Here x + y + z = 1 + 2 - 3 = 0, so Corollary 1 should apply: x^3 + y^3 + z^3 ought to equal 3xyz.

Left-hand side: 1^3 + 2^3 + (-3)^3 = 1 + 8 - 27 = -18.

Three-times-product: 3 \cdot 1 \cdot 2 \cdot (-3) = -18.

They match. The factored form also confirms it: (x + y + z) \cdot (\ldots) = 0 \cdot (\ldots) = 0, so x^3 + y^3 + z^3 - 3xyz = 0, i.e. x^3 + y^3 + z^3 = 3xyz = -18. Tick.

This is the corollary you would use on a JEE problem like: "If a + b + c = 0 and a^3 + b^3 + c^3 = -27, find abc." Answer: abc = -9, instantly, no expansion needed.

Example 3: AM-GM for three positive numbers

Claim.
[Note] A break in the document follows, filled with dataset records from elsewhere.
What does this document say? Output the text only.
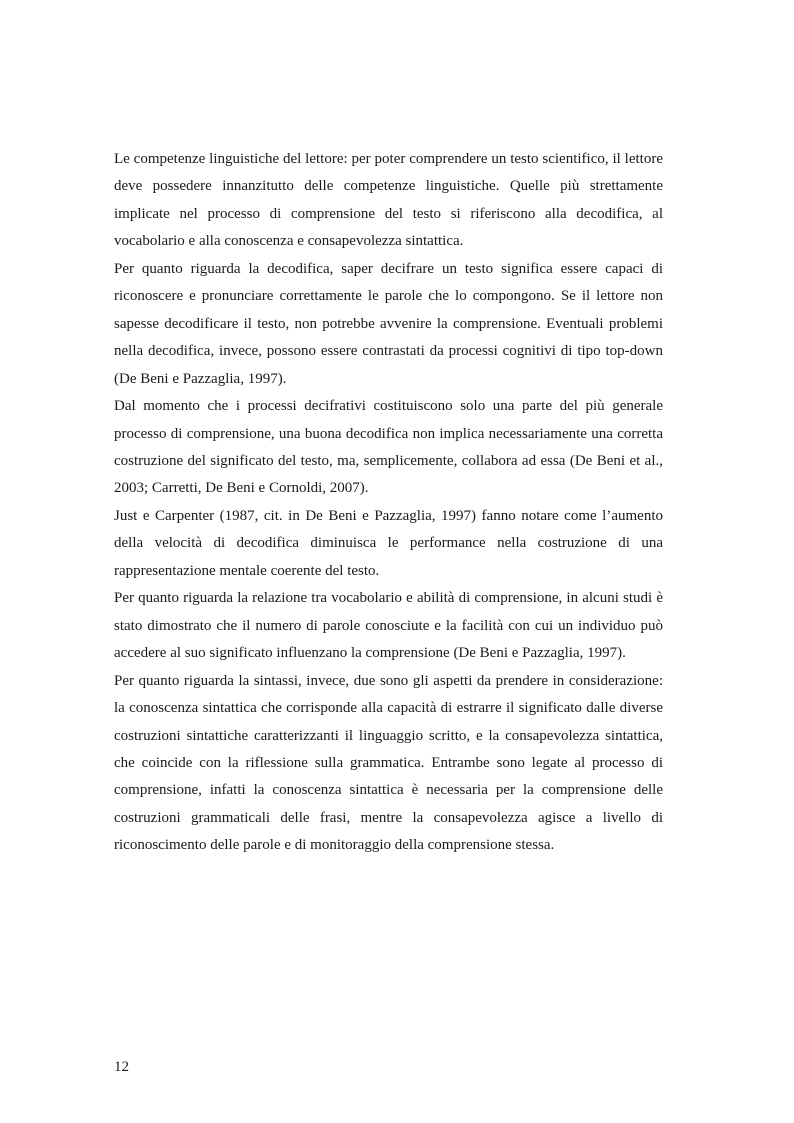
Le competenze linguistiche del lettore: per poter comprendere un testo scientifico, il lettore deve possedere innanzitutto delle competenze linguistiche. Quelle più strettamente implicate nel processo di comprensione del testo si riferiscono alla decodifica, al vocabolario e alla conoscenza e consapevolezza sintattica.

Per quanto riguarda la decodifica, saper decifrare un testo significa essere capaci di riconoscere e pronunciare correttamente le parole che lo compongono. Se il lettore non sapesse decodificare il testo, non potrebbe avvenire la comprensione. Eventuali problemi nella decodifica, invece, possono essere contrastati da processi cognitivi di tipo top-down (De Beni e Pazzaglia, 1997).

Dal momento che i processi decifrativi costituiscono solo una parte del più generale processo di comprensione, una buona decodifica non implica necessariamente una corretta costruzione del significato del testo, ma, semplicemente, collabora ad essa (De Beni et al., 2003; Carretti, De Beni e Cornoldi, 2007).

Just e Carpenter (1987, cit. in De Beni e Pazzaglia, 1997) fanno notare come l’aumento della velocità di decodifica diminuisca le performance nella costruzione di una rappresentazione mentale coerente del testo.

Per quanto riguarda la relazione tra vocabolario e abilità di comprensione, in alcuni studi è stato dimostrato che il numero di parole conosciute e la facilità con cui un individuo può accedere al suo significato influenzano la comprensione (De Beni e Pazzaglia, 1997).

Per quanto riguarda la sintassi, invece, due sono gli aspetti da prendere in considerazione: la conoscenza sintattica che corrisponde alla capacità di estrarre il significato dalle diverse costruzioni sintattiche caratterizzanti il linguaggio scritto, e la consapevolezza sintattica, che coincide con la riflessione sulla grammatica. Entrambe sono legate al processo di comprensione, infatti la conoscenza sintattica è necessaria per la comprensione delle costruzioni grammaticali delle frasi, mentre la consapevolezza agisce a livello di riconoscimento delle parole e di monitoraggio della comprensione stessa.

12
For any a, b, c \geq 0, \dfrac{a + b + c}{3} \geq \sqrt[3]{abc}, with equality iff a = b = c.

Proof. Let x = a^{1/3}, y = b^{1/3}, z = c^{1/3} — all non-negative since a, b, c \geq 0. Then x^3 = a, y^3 = b, z^3 = c, and xyz = (abc)^{1/3}.

Apply the identity:

a + b + c - 3(abc)^{1/3} = x^3 + y^3 + z^3 - 3xyz = \tfrac{1}{2}(x + y + z)[(x-y)^2 + (y-z)^2 + (z-x)^2]

The right-hand side is a product of two non-negative quantities (since x, y, z \geq 0 makes x + y + z \geq 0, and the bracket of squares is always \geq 0). So

a + b + c - 3(abc)^{1/3} \geq 0

Divide by 3:

\frac{a + b + c}{3} \geq (abc)^{1/3} = \sqrt[3]{abc}

Equality holds when the bracket vanishes, i.e. when x = y = z, i.e. when a = b = c. The whole argument is the cubic identity dressed in different variables.

Why this identity matters

You will meet this identity over and over in JEE problems. It is the swiss-army knife for any question involving three variables that sum to zero, three roots of a depressed cubic, or symmetric expressions in three unknowns. It also gives the slickest proof of three-variable AM-GM, which is itself a workhorse for inequality problems.

The deeper reason it is "beautiful": it bridges algebra (a polynomial identity), inequality theory (a sum of squares), and the Factor Theorem (the substitution argument that forced x + y + z to be a factor). One identity, three different mathematical traditions speaking through it. That is why it is worth knowing by heart.

If you want to dig further into how the squared-differences trick generalises, see Sum of Squares Form and the related identities at Algebraic Identities.

References

  1. Factor Theorem (Wikipedia) — the substitution argument used to force x + y + z as a factor.
  2. AM-GM Inequality (Wikipedia) — the inequality that drops out of the squared-differences form.
  3. Symmetric Polynomials (Wikipedia) — why the second factor must be symmetric.
  4. Newton's Identities — generalises the relationship between power sums like x^3+y^3+z^3 and elementary symmetric polynomials.